Dr. Williams’ research is being featured in the exhibit “In Slavery’s Wake: Making Black Freedom in the World,” an exploration of the enduring history of slavery and colonialism. “In Slavery’s Wake” is a global curatorial project that explores, interrogates, and reframes the histories and legacies of slavery, colonialism and freedom on an international scale. The exhibit runs through June 8, 2025.
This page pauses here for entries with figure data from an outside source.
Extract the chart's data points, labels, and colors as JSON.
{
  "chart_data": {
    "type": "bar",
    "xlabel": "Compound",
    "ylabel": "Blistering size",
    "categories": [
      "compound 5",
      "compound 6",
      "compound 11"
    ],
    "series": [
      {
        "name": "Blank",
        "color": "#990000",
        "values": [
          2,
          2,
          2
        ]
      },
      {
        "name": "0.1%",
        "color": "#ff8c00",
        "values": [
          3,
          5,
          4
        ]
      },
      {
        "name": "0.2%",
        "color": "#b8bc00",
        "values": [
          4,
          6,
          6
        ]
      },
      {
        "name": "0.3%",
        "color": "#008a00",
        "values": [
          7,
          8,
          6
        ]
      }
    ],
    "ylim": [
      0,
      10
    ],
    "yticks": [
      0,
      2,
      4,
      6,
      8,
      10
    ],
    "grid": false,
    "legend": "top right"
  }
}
Dr Williams’ contribution is the digital mapping of slave revolts from her project blackslaverevolts.org. Her current project is the mapping of resistance of Africans and African descendants to colonialism segregation from 1944 to 1994. In 2024, Dr. Williams received a $150,000 grant from the National Endowment for the Humanities to support the project, in which she uses curricular materials that explore the resistance movements led by Africans and their descendants against segregation and colonialism during the second half of the 20th century. Dr. Williams also received a $40,000 faculty research fellowship from the American Council of Learned Societies Mellon Foundation for her work on the same project. She integrates her work into her courses at DCCC.

While much is known about the inhumane African transatlantic slave trade that saw thousands of individuals abducted and forcibly relocated to America and South America over several centuries, less is understood about the hundreds of slave uprisings emblematic of the indelible spirit of those captured and sold into servitude.

An accomplished scholar and political scientist, Dr. Williams received her doctorate in Political Science and Government from Clark Atlanta University.